Compliance with the charter conditions comes in two stages in that an applicant must initially prove to the organisation that they can provide the services they promote. Accreditations, certifications, insurances and client references are required to be submitted and approved before the applicant member is allowed to join the organisation.
Once in membership, the company must via the charter compliance portal, demonstrate how they are weaving the conditions of their chosen charter into their business. Evidence must be provided in the form of detailed descriptions and documents that substantiate the explanations.
On completion of this process the member business is marked as Charter Compliant on the Fire Aware members page, but only until the end of the years membership, where the system resets and the member must repeat the process but this time, demonstrating improvement on the responses of the previous year.

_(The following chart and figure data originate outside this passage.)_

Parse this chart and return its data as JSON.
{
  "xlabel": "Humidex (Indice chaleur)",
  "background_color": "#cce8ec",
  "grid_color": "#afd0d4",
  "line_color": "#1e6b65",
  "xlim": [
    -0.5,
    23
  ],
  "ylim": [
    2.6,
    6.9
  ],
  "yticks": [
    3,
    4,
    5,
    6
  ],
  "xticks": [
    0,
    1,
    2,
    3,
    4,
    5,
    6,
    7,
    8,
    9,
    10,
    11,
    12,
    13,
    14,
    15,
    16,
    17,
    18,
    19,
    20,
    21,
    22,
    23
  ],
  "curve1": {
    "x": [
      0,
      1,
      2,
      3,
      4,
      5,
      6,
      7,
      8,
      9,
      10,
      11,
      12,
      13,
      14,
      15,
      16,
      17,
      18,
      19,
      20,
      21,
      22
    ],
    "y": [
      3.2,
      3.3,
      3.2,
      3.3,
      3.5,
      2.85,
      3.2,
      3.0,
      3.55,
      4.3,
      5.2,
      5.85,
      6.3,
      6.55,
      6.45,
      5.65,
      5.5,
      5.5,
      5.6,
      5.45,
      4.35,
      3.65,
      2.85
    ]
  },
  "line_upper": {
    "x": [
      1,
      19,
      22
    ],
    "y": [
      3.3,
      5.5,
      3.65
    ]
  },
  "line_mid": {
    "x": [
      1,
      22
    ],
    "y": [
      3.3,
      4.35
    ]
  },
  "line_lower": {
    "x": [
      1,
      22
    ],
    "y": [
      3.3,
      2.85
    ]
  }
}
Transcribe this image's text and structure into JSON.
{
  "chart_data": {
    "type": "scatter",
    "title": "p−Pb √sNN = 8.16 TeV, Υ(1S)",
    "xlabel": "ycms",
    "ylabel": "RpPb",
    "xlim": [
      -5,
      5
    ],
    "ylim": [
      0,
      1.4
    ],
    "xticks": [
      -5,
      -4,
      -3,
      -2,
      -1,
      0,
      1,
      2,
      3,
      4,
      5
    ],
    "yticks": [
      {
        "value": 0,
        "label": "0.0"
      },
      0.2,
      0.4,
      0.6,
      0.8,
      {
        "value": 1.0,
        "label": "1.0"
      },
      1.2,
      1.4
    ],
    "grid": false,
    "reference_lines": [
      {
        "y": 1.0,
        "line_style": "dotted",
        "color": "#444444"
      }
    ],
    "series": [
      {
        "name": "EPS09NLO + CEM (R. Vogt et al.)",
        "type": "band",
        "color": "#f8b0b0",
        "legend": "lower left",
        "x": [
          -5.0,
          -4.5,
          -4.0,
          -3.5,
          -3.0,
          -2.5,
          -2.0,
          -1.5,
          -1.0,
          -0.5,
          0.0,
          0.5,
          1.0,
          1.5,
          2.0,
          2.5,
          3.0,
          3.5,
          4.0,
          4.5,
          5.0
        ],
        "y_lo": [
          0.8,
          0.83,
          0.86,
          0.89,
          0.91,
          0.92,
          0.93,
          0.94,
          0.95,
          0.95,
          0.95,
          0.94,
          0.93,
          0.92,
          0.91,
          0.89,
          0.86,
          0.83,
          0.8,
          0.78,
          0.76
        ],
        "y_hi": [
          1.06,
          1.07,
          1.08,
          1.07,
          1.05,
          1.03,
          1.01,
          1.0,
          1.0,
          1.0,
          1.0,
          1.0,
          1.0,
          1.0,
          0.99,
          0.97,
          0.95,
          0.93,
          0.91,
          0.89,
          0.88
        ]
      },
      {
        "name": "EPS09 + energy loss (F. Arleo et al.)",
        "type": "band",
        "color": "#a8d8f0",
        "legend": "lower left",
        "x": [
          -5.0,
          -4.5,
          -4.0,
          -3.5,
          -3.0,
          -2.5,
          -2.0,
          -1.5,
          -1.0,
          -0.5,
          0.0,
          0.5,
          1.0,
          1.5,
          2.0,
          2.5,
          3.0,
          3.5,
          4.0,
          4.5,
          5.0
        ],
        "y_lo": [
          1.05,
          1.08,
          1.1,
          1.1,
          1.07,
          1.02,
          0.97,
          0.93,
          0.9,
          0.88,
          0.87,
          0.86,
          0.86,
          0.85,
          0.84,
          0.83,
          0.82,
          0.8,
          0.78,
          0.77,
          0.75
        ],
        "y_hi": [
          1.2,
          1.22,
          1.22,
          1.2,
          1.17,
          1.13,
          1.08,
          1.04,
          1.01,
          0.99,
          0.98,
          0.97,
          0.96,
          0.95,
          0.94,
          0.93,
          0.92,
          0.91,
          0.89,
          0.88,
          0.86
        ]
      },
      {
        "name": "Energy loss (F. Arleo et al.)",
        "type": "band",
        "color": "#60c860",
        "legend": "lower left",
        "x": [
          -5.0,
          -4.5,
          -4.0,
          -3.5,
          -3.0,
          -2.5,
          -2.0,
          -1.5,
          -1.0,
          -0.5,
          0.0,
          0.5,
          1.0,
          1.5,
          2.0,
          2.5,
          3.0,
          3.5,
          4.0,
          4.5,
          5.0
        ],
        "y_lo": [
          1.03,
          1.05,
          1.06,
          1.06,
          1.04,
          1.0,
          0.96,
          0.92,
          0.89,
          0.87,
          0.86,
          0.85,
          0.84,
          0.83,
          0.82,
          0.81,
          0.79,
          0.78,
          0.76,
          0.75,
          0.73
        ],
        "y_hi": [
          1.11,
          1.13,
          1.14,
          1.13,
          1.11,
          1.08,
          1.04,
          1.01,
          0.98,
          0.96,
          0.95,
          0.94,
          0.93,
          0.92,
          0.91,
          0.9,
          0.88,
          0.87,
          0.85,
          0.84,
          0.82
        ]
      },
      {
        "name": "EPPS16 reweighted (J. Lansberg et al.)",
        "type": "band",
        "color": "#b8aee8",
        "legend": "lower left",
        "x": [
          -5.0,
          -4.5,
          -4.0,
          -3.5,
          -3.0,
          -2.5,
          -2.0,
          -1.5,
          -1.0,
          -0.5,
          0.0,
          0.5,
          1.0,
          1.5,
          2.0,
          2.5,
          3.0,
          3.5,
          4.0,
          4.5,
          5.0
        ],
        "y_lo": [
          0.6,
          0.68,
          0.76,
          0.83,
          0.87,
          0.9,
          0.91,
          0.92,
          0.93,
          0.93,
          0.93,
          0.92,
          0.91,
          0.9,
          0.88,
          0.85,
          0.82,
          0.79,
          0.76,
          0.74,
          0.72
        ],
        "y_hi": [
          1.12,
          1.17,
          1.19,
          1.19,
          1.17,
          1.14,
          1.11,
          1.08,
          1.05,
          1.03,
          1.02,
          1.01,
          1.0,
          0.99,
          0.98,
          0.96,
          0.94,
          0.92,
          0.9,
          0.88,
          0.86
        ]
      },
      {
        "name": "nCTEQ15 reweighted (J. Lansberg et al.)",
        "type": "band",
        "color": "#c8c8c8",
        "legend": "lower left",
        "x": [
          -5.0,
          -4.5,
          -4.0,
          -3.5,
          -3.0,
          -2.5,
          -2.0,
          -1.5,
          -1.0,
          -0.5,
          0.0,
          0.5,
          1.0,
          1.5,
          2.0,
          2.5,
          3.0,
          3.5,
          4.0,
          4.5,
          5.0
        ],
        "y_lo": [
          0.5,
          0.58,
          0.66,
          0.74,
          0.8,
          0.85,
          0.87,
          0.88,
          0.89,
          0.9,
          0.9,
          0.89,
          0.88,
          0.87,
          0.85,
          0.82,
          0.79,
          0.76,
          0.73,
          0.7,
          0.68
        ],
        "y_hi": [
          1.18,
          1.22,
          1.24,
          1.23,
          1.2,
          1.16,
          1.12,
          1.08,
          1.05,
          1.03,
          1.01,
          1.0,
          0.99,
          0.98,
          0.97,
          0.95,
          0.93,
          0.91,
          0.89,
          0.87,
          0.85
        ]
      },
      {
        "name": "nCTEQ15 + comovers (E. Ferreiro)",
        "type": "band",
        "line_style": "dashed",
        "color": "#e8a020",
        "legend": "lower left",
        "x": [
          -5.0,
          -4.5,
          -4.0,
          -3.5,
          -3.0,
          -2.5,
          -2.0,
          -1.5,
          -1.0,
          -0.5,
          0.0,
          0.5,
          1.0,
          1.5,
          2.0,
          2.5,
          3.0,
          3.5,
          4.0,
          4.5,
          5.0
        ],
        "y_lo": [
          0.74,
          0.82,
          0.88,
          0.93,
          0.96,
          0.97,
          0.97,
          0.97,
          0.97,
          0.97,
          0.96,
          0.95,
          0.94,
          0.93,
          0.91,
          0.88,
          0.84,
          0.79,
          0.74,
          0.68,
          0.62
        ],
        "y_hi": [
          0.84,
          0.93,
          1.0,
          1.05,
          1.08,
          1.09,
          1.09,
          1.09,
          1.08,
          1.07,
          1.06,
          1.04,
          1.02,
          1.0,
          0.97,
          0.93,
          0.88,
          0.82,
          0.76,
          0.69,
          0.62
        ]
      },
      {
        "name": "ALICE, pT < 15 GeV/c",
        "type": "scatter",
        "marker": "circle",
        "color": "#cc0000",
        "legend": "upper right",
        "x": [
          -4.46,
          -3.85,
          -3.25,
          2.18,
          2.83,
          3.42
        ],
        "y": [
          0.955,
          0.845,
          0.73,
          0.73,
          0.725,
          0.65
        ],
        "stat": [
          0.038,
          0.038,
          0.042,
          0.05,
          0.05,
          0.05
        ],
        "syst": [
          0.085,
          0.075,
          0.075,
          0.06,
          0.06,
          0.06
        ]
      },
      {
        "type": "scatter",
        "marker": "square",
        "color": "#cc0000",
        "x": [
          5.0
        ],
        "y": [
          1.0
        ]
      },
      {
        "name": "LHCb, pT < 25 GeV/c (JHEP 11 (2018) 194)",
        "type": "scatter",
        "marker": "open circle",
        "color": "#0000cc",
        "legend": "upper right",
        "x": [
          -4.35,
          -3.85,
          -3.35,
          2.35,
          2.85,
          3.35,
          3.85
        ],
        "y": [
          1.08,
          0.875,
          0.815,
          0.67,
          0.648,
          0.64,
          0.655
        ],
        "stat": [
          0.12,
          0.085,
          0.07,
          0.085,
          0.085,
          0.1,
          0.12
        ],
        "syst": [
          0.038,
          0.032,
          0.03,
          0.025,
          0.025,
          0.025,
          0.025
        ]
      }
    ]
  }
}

This process is designed to make responsible trade a tangible corporate strategy not just an aspirational notion. Since launch in late 2021 the organisation has accrued nearly 200 UK based members of many different disciplines.
The members can be viewed geographically on a map with a description of services displayed. Due to the band width of membership, clients can find all of their fire safety suppliers in one place with the reassurance that they are on the map only because their corporate behaviour is being monitored.
The organisation is also working closely with The Home Office as part of their Industry Steering Group and has members sitting on various review panels within the BSi Standards Review Committee.
The use of Fire Aware as a positive social benefit has been included in the Best Practice section of the Considerate Constructors Scheme. There has been much interest from the insurance sector in Fire Aware’s ability to de risk the design, construction and management of public environments.
Fire Aware is also working with organisations such as PASC which will bring its value into the world of self catering’s fire safety obligations. Fire Aware has the ability to change culture, much in the same way that the CCS changed the image of construction over the last 20 years.
By giving those companies and individuals with the integrity to only do the right thing a common identity, the organisation has provided the public with trust mark in an industry where much faith has been lost. This process can only support regulatory compliance and help the statutory authorities navigate the difficult landscape the fire sector can be.
Fire Aware is not about what you do as a business specifically. Its more about how you behave when doing it, and the more responsibility we can bring into the sector, the quicker cultural change will follow.